I’ve reached my fill after just two pieces, that Michelle Goldberg piece that Ed wrote about yesterday and now this new one from Matt Yglesias at Vox. I don’t deny that part of the impulse behind them is virtuous. If left and right together can inculcate an ethic against men abusing their power over women at work by making an example of their own worst offenders, better late than never. If nothing else, the “we should have been tougher on Bill” pieces can be cited later to invoke zero tolerance the next time a powerful Democrat is accused of sexual misconduct. Because there will be a next time, just as there’ll be a next time for powerful Republicans.
But the stench of opportunism is so thick, it’s suffocating. Only now, 20 years later, with the Clintons at the nadir of their political influence and a storm of sexual misconduct allegations in the media raging against left- and right-wingers alike to provide cover — only now is it safe to say, “Yeah, in hindsight, that wasn’t very woke of us”? Democrats had an opportunity just 18 months ago to reckon with Bill’s behavior and Hillary’s enabling of it by denying her their party’s nomination and they punted again. There’s not a right-winger from coast to coast who believes this sudden moment of candor about Bill’s scumbaggery would be nearly as candid if he and Hillary were in the White House today, assuming the moment came at all. Despite proudly proclaiming themselves the party of feminism, most Democrats would have approached it the same way most Republican voters approached the sexual assault allegations against Trump and the same way most Alabama Republican voters will approach the allegations against Roy Moore — the party simply has too much invested in this particular person to believe the accusations against him, no matter how credible. The women are lying because they have to be lying. Our hold on power depends upon it.
But now that Democrats’ investment in Bill and Hillary has tanked and a reappraisal of Bill’s character is costless, it’s a free-fire zone. In fact, reappraising Bill is better than costless for them. It reclaims some moral ground from which they can rightly pressure Trump about his own accusers. At last, the moment when Bill Clinton’s degeneracy is something of an asset to the left has arrived. Yglesias, at least, tries to find grounds for the reassessment in his own personal maturation:
As a married 30-something father, I’ve come around to a less “worldly” view of infidelity. As a co-founder of Vox, I’d never in a million years want us to be the kind of place where men in senior roles can get away with the kind of misconduct that we’ve seen is all too common in our industry and in so many others.
Most of all, as a citizen I’ve come to see that the scandal was never about infidelity or perjury — or at least, it shouldn’t have been. It was about power in the workplace and its use. The policy case that Democrats needed Clinton in office was weak, and the message that driving him from office would have sent would have been profound and welcome. That this view was not commonplace at the time shows that we did not, as a society, give the most important part of the story the weight it deserved.
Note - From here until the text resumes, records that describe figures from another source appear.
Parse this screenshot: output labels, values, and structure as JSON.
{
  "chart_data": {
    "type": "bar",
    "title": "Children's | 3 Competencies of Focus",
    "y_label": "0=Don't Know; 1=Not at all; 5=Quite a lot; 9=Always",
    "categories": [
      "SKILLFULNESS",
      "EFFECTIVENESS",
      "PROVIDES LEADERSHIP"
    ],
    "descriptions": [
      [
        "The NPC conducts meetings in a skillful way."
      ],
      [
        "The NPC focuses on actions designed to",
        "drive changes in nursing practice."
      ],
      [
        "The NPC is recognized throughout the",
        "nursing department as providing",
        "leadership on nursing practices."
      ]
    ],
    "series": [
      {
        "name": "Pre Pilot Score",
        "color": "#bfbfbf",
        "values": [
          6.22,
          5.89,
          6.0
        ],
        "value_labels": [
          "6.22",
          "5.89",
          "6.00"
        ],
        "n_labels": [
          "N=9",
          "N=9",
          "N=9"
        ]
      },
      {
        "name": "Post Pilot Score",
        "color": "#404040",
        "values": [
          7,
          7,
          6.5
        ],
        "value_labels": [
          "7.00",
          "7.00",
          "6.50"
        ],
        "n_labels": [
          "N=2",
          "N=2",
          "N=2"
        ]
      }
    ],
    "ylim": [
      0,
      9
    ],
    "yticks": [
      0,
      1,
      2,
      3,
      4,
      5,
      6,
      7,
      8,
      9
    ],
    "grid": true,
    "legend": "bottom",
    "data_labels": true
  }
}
That’s nice, but even Yglesias allows for the possibility that having a VP who’s problematic in policy terms waiting in the wings might be good reason to continue looking the other way at the president’s misbehavior. In fact, he says, Dems would have good cause to look the other way at Bob Menendez’s behavior (at least for awhile) knowing that Republican Chris Christie would appoint his replacement if he resigned over his bribery scandal anytime soon.
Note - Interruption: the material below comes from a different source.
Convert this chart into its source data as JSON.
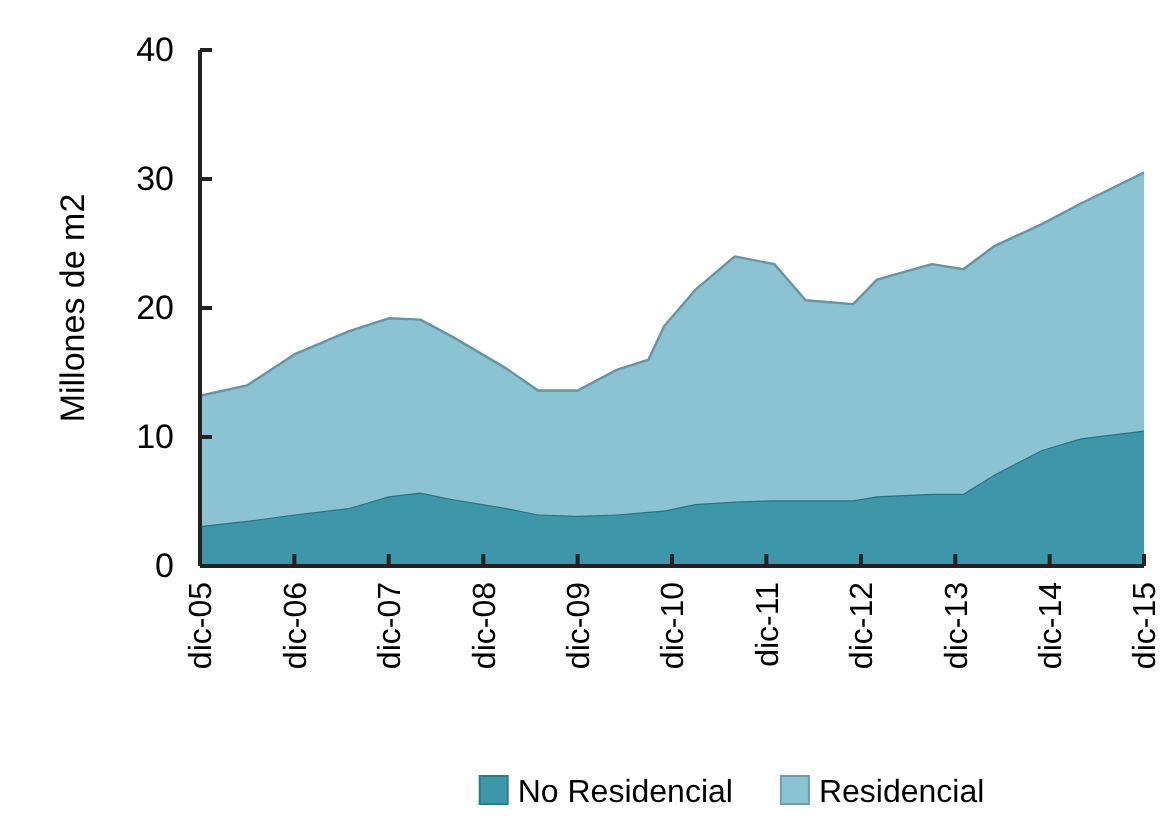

I’ve had all I can stands, I can’t stands no more. Neither can Ben Shapiro:
Ygelsias says that Republicans shouldn’t have bothered going after Clinton for perjury. Instead, they should have used the feminist line that Lewinsky had been cudgeled into her affair – they should have said that Clinton’s seduction of Lewinsky was “morally bankrupt and contributing, in a meaningful way, to a serious social problem that disadvantages millions of women throughout their lives.” Which, of course, wouldn’t have worked, since the Left at the time suggested that Monica was a slut who wanted Bill, not a victimized innocent pressured by the most powerful man on earth. Had the Right suggested that Bill used his superior position to get Lewinsky to service him, the Left immediately would have called them sexist for depriving Lewinsky of “agency.” That’s the beautiful convenience of Leftist sexual morality: it’s utterly malleable to the political needs of the moment.
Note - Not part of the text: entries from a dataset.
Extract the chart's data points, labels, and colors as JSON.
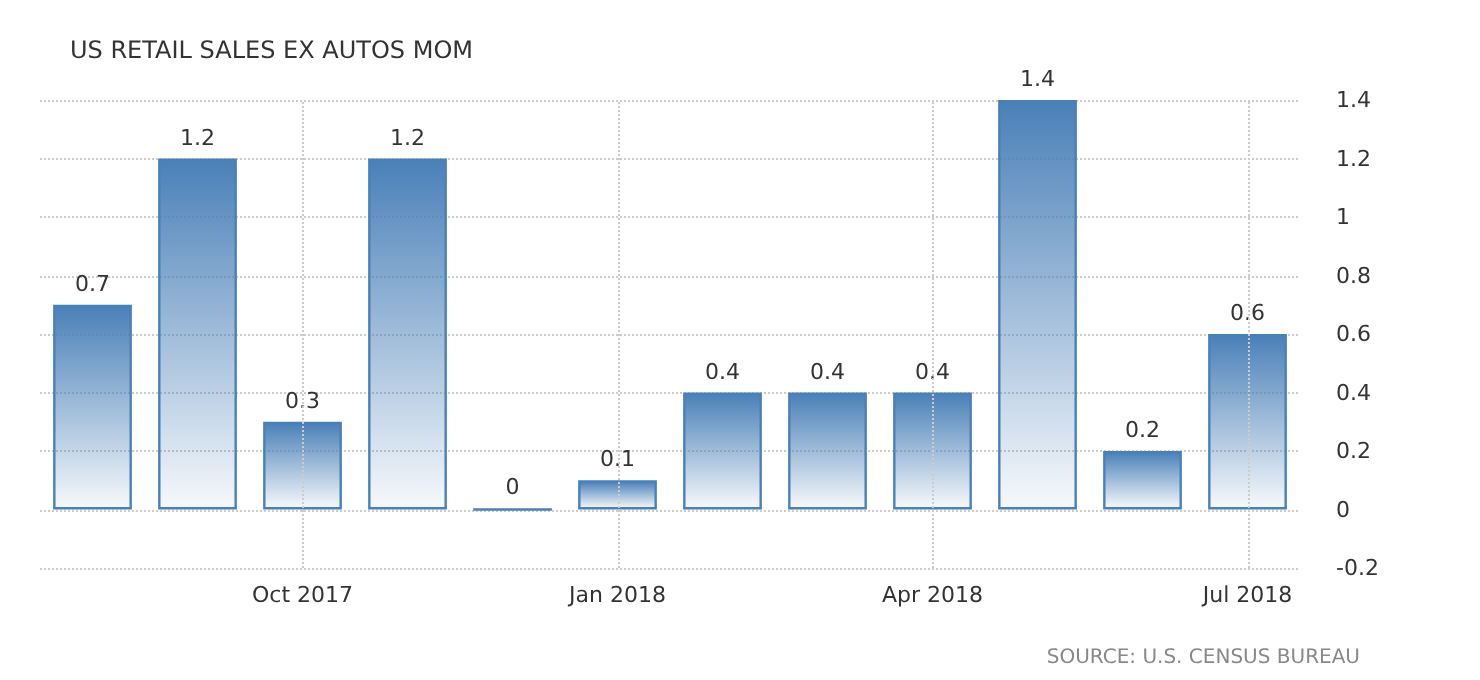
{
  "chart_data": {
    "type": "bar",
    "title": "US RETAIL SALES EX AUTOS MOM",
    "categories": [
      null,
      null,
      "Oct 2017",
      null,
      null,
      "Jan 2018",
      null,
      null,
      "Apr 2018",
      null,
      null,
      "Jul 2018"
    ],
    "values": [
      0.7,
      1.2,
      0.3,
      1.2,
      0,
      0.1,
      0.4,
      0.4,
      0.4,
      1.4,
      0.2,
      0.6
    ],
    "color": "#4a80b8",
    "ylim": [
      -0.2,
      1.4
    ],
    "yticks": [
      -0.2,
      0,
      0.2,
      0.4,
      0.6,
      0.8,
      1,
      1.2,
      1.4
    ],
    "grid": true,
    "data_labels": true,
    "annotations": [
      "SOURCE: U.S. CENSUS BUREAU"
    ]
  }
}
Can we please agree to end the “Bill was wrong” op-ed genre before it gets rolling? It has its uses, like helping to drive consensus on the impropriety of harassment (hopefully there’s already consensus about the impropriety of rape), but the belatedness and opportunism involved does more to alienate right-wingers than to help find common ground, I think. Semi-dignified silence and making Bill scarce at party conventions going forward are preferable. The best thing both sides can do to reinforce cultural consensus on zero tolerance of predation is to purge their own ranks when they have the chance. Republicans whiffed on that with Trump but the congressional leadership is trying to bounce Roy Moore right now, at great risk to their own party. Although even that raises a question: If Moore weren’t so unpalatable to the leadership for *policy* reasons, if he weren’t so personally hostile to Mitch McConnell, if there wasn’t a struggle for the direction of the party between establishmentarians like McConnell and populists like Steve Bannon with Moore’s fate hanging in the balance, would Senate Republicans be shoving Moore towards the exit for allegedly having assaulted a teenaged girl? I wonder.